Higgs has had an eye on the Waterfront for the past five years but was biding his time until the right location became available. The stars aligned in 2022 and construction began on an impressive new space in the heart of the Waterfront. A historic building is being sensitively revamped, with the top floor entirely reimagined to create a glass-walled space offering impressive city and harbour views.

While the final designs for Marble are being fine-tuned, the signature sense of arrival is sure to remain, from the elegant reception area to the homely lounge-bar that tempts diners into pre-dinner drinks.

“The blueprint is the same,” says Higgs. “What’s very important is that when you walk in, you know you’re in a Marble restaurant. The open-plan kitchen with the fire, the sense of theatre, that will always be there.”

What is likely to change to suit the setting is the focus of the menu. While prime cuts of aged beef and lamb are key to the offering at Marble in Rosebank, and will have a part to play here, the new Cape Town setting lends itself to a greater focus on seafood and vegetables.

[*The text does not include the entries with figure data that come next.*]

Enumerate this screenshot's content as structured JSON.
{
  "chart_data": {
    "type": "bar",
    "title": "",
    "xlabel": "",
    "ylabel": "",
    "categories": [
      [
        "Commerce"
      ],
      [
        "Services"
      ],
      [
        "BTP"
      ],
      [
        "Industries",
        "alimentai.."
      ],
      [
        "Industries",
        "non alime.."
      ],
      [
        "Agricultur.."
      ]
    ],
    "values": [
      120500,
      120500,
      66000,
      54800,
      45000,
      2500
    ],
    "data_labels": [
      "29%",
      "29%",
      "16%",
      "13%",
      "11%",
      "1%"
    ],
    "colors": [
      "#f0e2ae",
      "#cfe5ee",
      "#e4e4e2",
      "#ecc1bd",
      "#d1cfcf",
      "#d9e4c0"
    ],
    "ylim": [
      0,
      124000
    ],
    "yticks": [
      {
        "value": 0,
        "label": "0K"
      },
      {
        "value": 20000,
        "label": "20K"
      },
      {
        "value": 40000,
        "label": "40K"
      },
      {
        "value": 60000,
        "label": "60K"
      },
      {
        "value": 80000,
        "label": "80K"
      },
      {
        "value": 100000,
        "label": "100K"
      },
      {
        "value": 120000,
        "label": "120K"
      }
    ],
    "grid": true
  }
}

“Being in the Cape, we want to bring more of the Mediterranean into the experience,” says Higgs. “There will definitely be more emphasis on seafood, all cooked on an open fire and in the Josper ovens.”

Another Johannesburg émigré that’s found a home at the V&A Waterfront is TANG, which opened in Cape Town in December 2022. And it’s a restaurant of two distinct spaces. The large terrace embraces the waterfront location, with views over the quayside and Table Mountain, while indoors offers a more upscale experience in an elegant space of pared-back décor, organic textures and marble tabletops.

Whichever you choose, the excellent menu is the creation of Executive Chef Vixa Kalenga, who oversees TANG in both Cape Town and Johannesburg.

While the offering is pan-Asian, there is – happily – little ‘fusion’ of the cuisines, with Kalenga instead allowing each region to retain its unique identity.

The small plates of ‘izakayas’ are a highlight, paying tribute to the casual ‘bars with food’ that are filled with salarymen on the streets of Tokyo. The yakitori chicken was as good as any in Tokyo, while the tuna tataki is unmissable. These are small plates, neatly presented and ideal for sharing, although you’ll want a portion of the fresh oysters – topped with a truffle-infused shibo salsa – all to yourself.

Swopping Tokyo for Hong Kong, there’s an upscale approach to the selection of dim sum and gyoza, here filled with everything from scallops and lobster to Wagyu beef, while Thailand makes an appearance in the wok-fried ‘Angry Duck’.

The robata grill uses charcoal imported from Mozambique for its unique combination of heat and smoke, a nod to the Japanese obsession with binchotan coal, and a selection of prime cuts from the fire will appeal to those of heartier appetite. But honestly? The real pan-Asian magic lives elsewhere on the menu.

Like in the signature dishes, large plates that you’ll happily not have to share. There’s Black Cod Miso, made famous by Nobu, alongside soft-shell crab, salmon teriyaki and a host of seafood-focused main courses.

In truth, it’s hard to choose. And as the menu of upscale culinary experiences continues to evolve, it seems that the time has come to finally add the V&A Waterfront to your list of mouth-watering destinations in the Mother City.